Kafka Demo with InterSystems IRIS


What's new in this version

Initial Release

InterSystems IRIS Data Ingestion and Schema Evolution Example

See a video of this demo!

Demo of InterSystems IRIS with Kafka, Schema Registry, AVRO and Schema Migration

This demo allows you to show:

  • A Bank Simulator generating AVRO messages and sending them over Kafka to InterSystems IRIS
  • InterSystems IRIS Multi-model capabilities (AVRO, JSON, Objects, SQL and MDX)
  • How InterSystems IRIS can transform the AVRO object into a canonical structure using transformations and lookups
  • How InterSystems IRIS can orchestrate this work and start a human workflow in case of a problem during the transformations
  • How InterSystems IRIS can provide bidirectional data lineage (from source to canonical and vice-versa)
  • How InterSytems IRIS pull new schemas from a Kafka Schema Registry and generate the data structures automatically to support schema evolution

This demo uses Confluent's Kafka and their docker-compose sample.

How to run the demo

WARNING: If you are running on a Mac or Windows, you must give Docker at least 5Gb of RAM for this demo to run properly. Also, please check this troubleshooting document in case you find problems starting the demo with docker-compose. Disk space available for the docker VM is the most common cause for trouble.
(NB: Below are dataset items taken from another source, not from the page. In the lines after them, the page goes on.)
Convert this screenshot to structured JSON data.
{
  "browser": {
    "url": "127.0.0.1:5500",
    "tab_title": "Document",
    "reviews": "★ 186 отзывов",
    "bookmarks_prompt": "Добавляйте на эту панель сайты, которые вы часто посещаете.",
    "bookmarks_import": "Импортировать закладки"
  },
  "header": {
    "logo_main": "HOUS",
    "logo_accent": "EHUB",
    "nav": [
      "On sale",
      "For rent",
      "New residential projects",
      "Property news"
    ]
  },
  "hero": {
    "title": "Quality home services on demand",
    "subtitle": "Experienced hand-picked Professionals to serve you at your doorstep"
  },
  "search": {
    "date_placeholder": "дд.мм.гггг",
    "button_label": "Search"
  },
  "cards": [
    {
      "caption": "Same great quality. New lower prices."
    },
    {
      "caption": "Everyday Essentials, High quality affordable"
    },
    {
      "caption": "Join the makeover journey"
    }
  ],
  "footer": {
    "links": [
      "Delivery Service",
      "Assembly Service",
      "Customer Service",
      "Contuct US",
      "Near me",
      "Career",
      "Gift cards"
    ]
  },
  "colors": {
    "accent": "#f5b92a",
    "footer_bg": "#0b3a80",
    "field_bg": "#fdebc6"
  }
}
To run the demo on your PC, make sure you have Git and Docker installed on your machine.

Clone this repository to your local machine to get the entire source code. Don't worry, you don't need to rebuild the demo from its source. It is just easier this way. After cloning the repo, change to its directory and start the demo:

git clone https://github.com/intersystems-community/irisdemo-demo-kafka
cd irisdemo-demo-kafka
docker-compose up

When starting, you will see lots of messages from all the containers that are starting. That is fine. Don't worry!

When it is done, it will just hang there, without returning control to you. That is fine too. Just leave this window open. If you CTRL+C on this window, docker compose will stop all the containers and stop the demo.
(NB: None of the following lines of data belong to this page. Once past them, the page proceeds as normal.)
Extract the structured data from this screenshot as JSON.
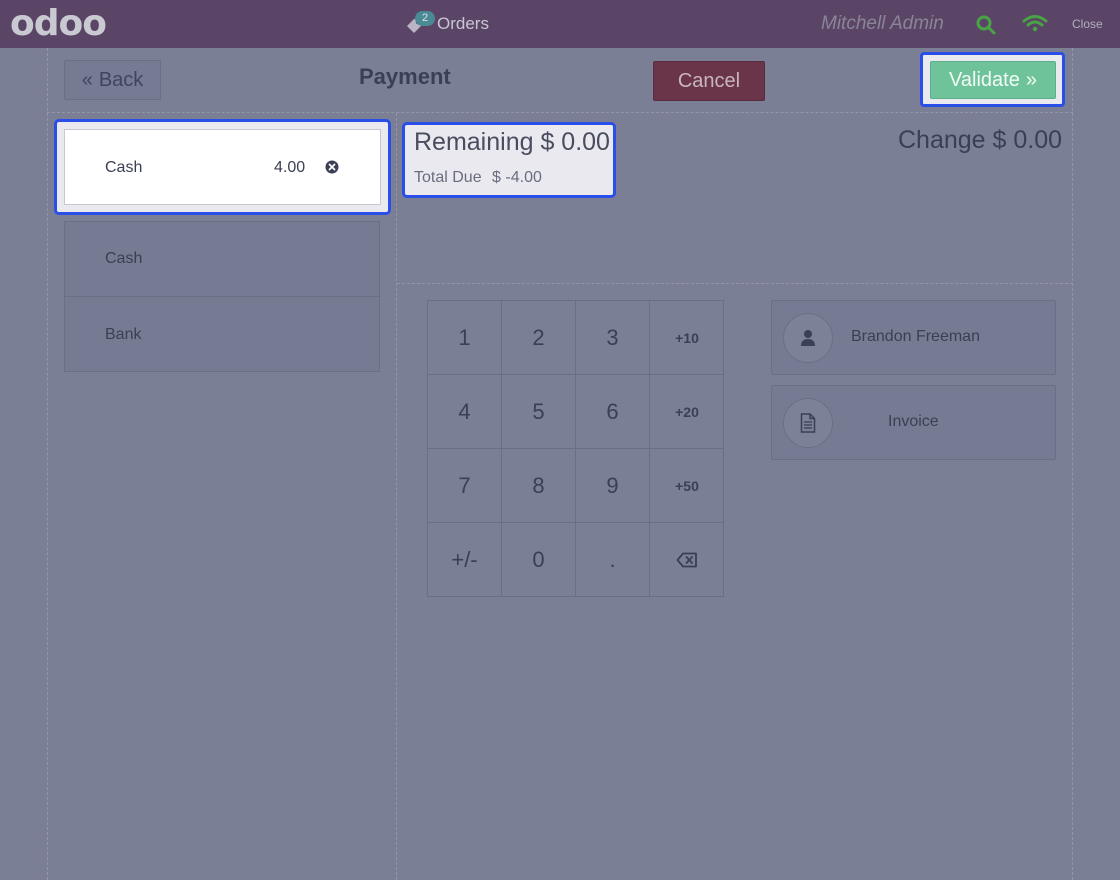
{
  "topbar": {
    "logo": "odoo",
    "orders_label": "Orders",
    "orders_count": "2",
    "user": "Mitchell Admin",
    "close_label": "Close"
  },
  "header": {
    "back_label": "Back",
    "title": "Payment",
    "cancel_label": "Cancel",
    "validate_label": "Validate"
  },
  "payment_line": {
    "name": "Cash",
    "amount": "4.00"
  },
  "payment_methods": [
    {
      "label": "Cash"
    },
    {
      "label": "Bank"
    }
  ],
  "status": {
    "remaining": "Remaining $ 0.00",
    "total_due_label": "Total Due",
    "total_due_value": "$ -4.00",
    "change": "Change $ 0.00"
  },
  "numpad": {
    "keys": [
      "1",
      "2",
      "3",
      "+10",
      "4",
      "5",
      "6",
      "+20",
      "7",
      "8",
      "9",
      "+50",
      "+/-",
      "0",
      "."
    ]
  },
  "customer": {
    "name": "Brandon Freeman",
    "invoice_label": "Invoice"
  },
  "colors": {
    "topbar": "#5b4566",
    "background": "#7b7f96",
    "validate": "#6fc39a",
    "cancel": "#6a3548",
    "highlight": "#2a4ee8"
  }
}
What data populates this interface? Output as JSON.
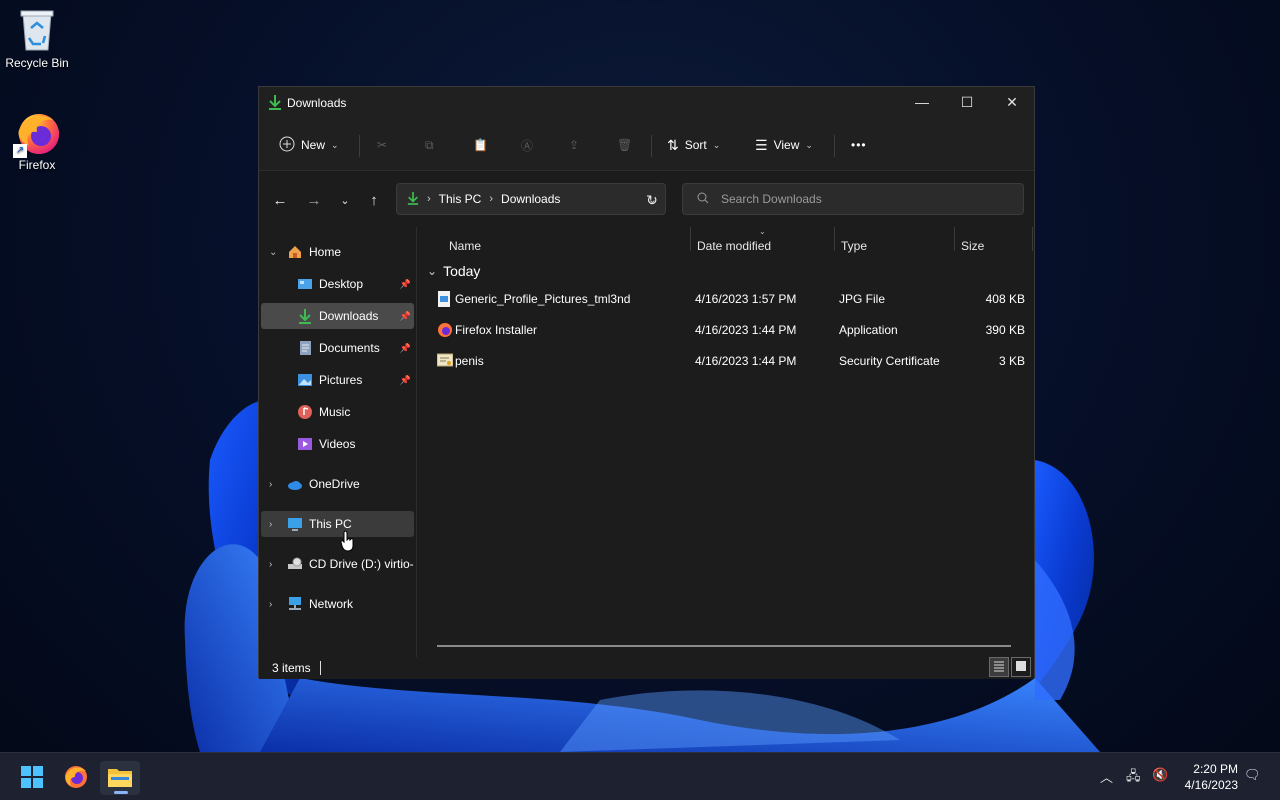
{
  "desktop": {
    "icons": [
      {
        "label": "Recycle Bin",
        "icon": "recycle-bin-icon"
      },
      {
        "label": "Firefox",
        "icon": "firefox-icon"
      }
    ]
  },
  "window": {
    "title": "Downloads",
    "controls": {
      "minimize": "—",
      "maximize": "☐",
      "close": "✕"
    },
    "commandbar": {
      "new_label": "New",
      "sort_label": "Sort",
      "view_label": "View",
      "more_label": "•••"
    },
    "address": {
      "crumbs": [
        "This PC",
        "Downloads"
      ]
    },
    "search": {
      "placeholder": "Search Downloads"
    },
    "nav": {
      "home": "Home",
      "quick_access": [
        "Desktop",
        "Downloads",
        "Documents",
        "Pictures",
        "Music",
        "Videos"
      ],
      "onedrive": "OneDrive",
      "this_pc": "This PC",
      "cd_drive": "CD Drive (D:) virtio-",
      "network": "Network"
    },
    "columns": {
      "name": "Name",
      "date": "Date modified",
      "type": "Type",
      "size": "Size"
    },
    "group_label": "Today",
    "files": [
      {
        "name": "Generic_Profile_Pictures_tml3nd",
        "date": "4/16/2023 1:57 PM",
        "type": "JPG File",
        "size": "408 KB",
        "icon": "jpg-file-icon"
      },
      {
        "name": "Firefox Installer",
        "date": "4/16/2023 1:44 PM",
        "type": "Application",
        "size": "390 KB",
        "icon": "firefox-installer-icon"
      },
      {
        "name": "penis",
        "date": "4/16/2023 1:44 PM",
        "type": "Security Certificate",
        "size": "3 KB",
        "icon": "certificate-icon"
      }
    ],
    "status": {
      "items_count": "3 items"
    }
  },
  "taskbar": {
    "time": "2:20 PM",
    "date": "4/16/2023"
  },
  "colors": {
    "accent": "#4cc2ff",
    "download_green": "#3fb950",
    "folder_yellow": "#f3c23a"
  }
}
After all the containers have started, open a browser at http://localhost:10001/csp/appint/demo.csp to see the landing page of the demo. When requested, use the credentials SuperUser/sys to log in.
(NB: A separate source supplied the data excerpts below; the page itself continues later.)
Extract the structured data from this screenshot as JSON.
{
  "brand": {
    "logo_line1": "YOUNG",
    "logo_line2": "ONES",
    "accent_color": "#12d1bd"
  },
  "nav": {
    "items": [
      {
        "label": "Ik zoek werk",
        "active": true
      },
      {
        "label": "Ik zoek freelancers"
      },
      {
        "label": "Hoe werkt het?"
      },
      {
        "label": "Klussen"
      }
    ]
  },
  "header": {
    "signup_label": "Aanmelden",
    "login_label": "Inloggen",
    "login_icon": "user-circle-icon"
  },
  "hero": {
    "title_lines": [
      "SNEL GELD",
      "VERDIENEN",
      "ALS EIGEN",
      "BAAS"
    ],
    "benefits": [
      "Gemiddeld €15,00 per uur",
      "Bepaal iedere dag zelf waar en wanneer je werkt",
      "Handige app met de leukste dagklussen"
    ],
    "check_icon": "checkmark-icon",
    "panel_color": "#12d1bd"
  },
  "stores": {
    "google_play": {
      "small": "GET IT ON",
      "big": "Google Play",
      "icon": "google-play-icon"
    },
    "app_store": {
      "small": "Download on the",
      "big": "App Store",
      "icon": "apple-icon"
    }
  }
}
You are going to see a page like this:

Architecture of Demo

This is the landing page of the demo. Everything on this image is clickable. The data simulator is at the left of the image. Just click on its square to open it. It is capable of generating the AVRO messages and send them to Kafka. Here is an example of the UI of the simulator:

Simulator Running

After clicking on Run Test on the simulator, go back to the demo landing page and click on the green arrow at the right that reads Normalized Data. You will see a list of messages that are coming into InterSystems IRIS and being normalized. Click on the green link of one of them to see the data lineage (message trace):

Data Lineage

Types of Messages Generated by the Simulator

On this demo, we use a bank data simulator to generate AVRO messages and send them over Kafka to InterSystems IRIS. The simulator is driven by a simple UI. Once you start the docker-compose accordingly to instructions above, you can open the Simulator UI directly by clicking here: http://localhost:10000 or using the demo landing page as described above.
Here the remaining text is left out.